Learning Introductory Physics with Activities

The path length difference between all three rays is zero. The reason for this is because the central maximum lies at the center of the screen at an angle of \(\theta = 0\text{.}\) Therefore, the path length difference is zero. This means that the central maximum will be a point of constructive interference. With the added light coming from the third slit, the intensity of the central maximum increases.

The path length difference between rays \(r_1\) and \(r_2\) and the difference between rays \(r_2\) and \(r_3\) is \(\lambda\text{.}\) The path length difference between \(r_1\) and \(r_3\) is \(2\lambda\text{!}\) So this is also a point of constructive interference. With the added light coming from the third slit, the intensity of the first bright spot increases.
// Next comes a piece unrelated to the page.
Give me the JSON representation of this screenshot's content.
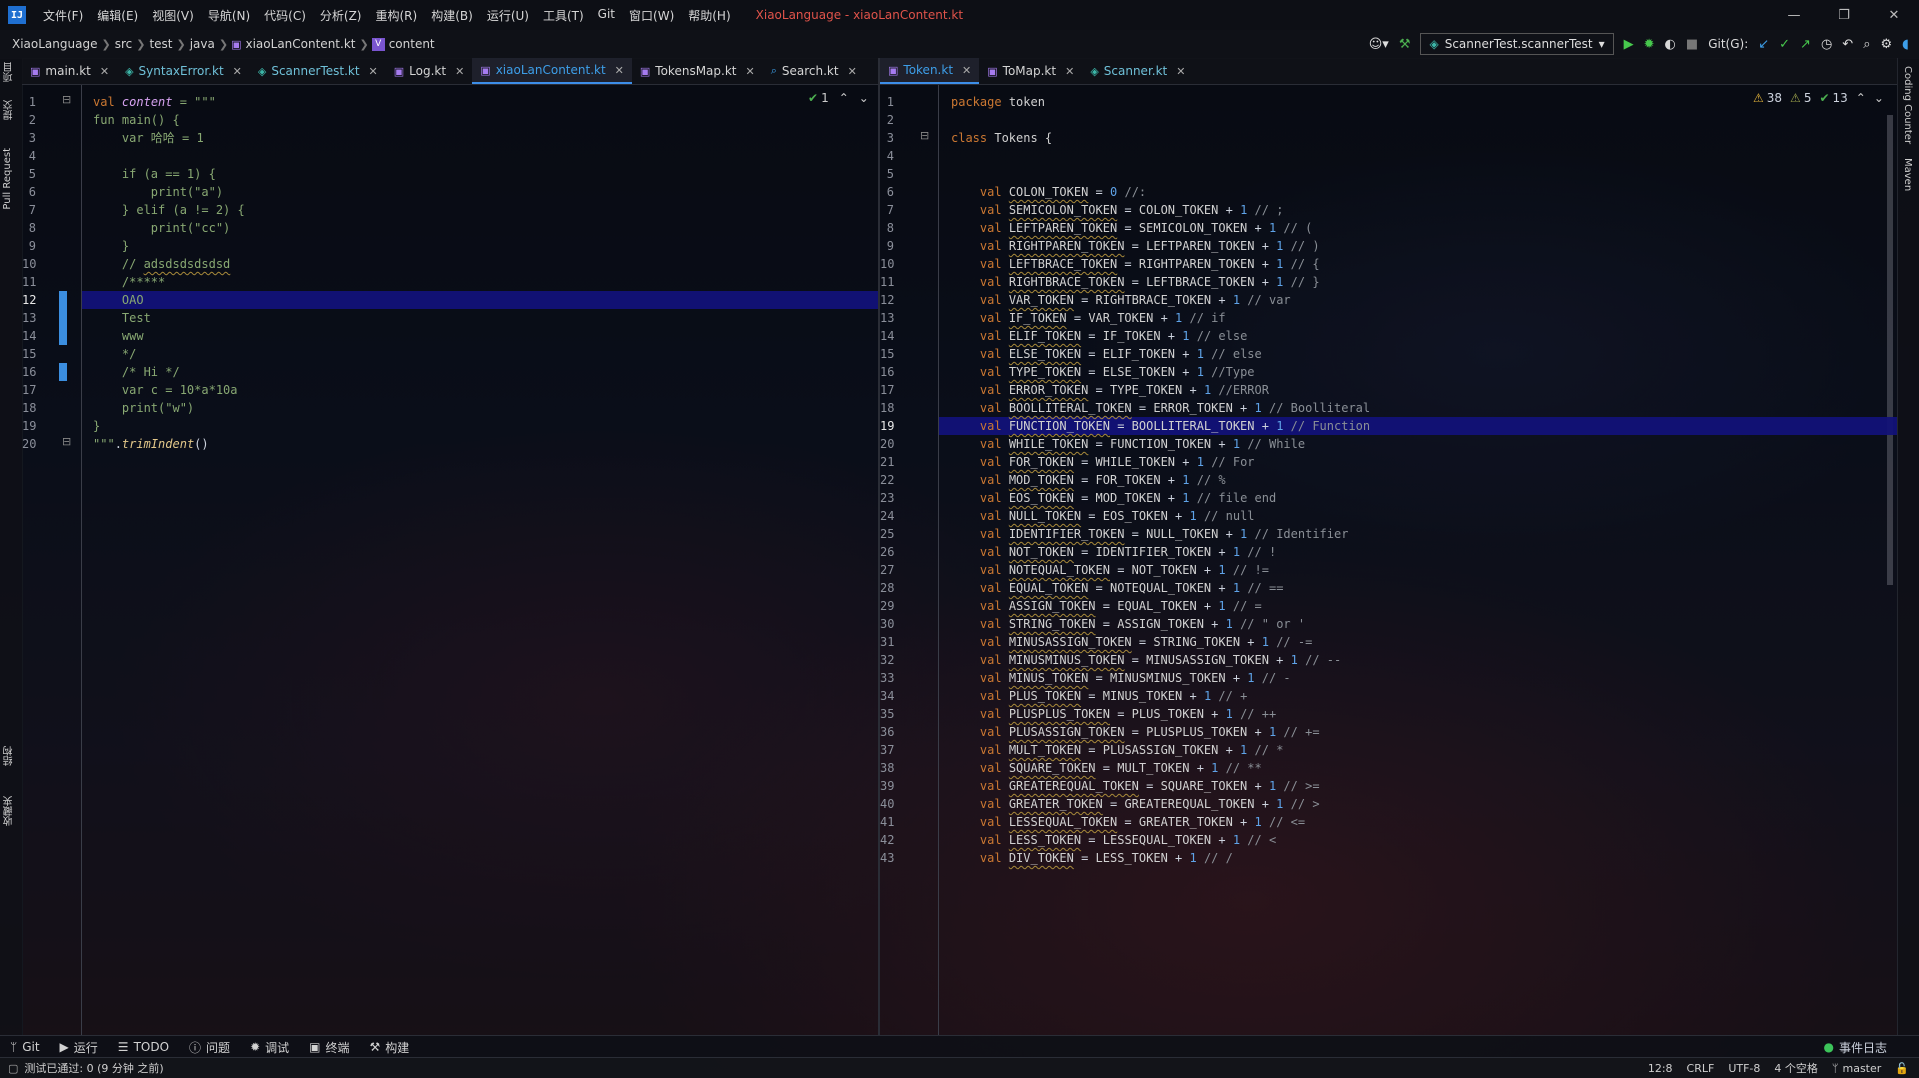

The path length difference between rays \(r_1\) and \(r_2\) and between rays \(r_2\) and \(r_3\) is \(\lambda / 2\text{.}\) The path length difference between \(r_1\) and \(r_3\) is \(\lambda\text{!}\) This means that while rays \(r_1\) and \(r_2\) and rays \(r_2\) and \(r_3\) are destructively interfering, rays \(r_1\) and \(r_3\) constructively interfering! The intensity at this point is no longer zero, as now there is some contribution of light coming from the third slit.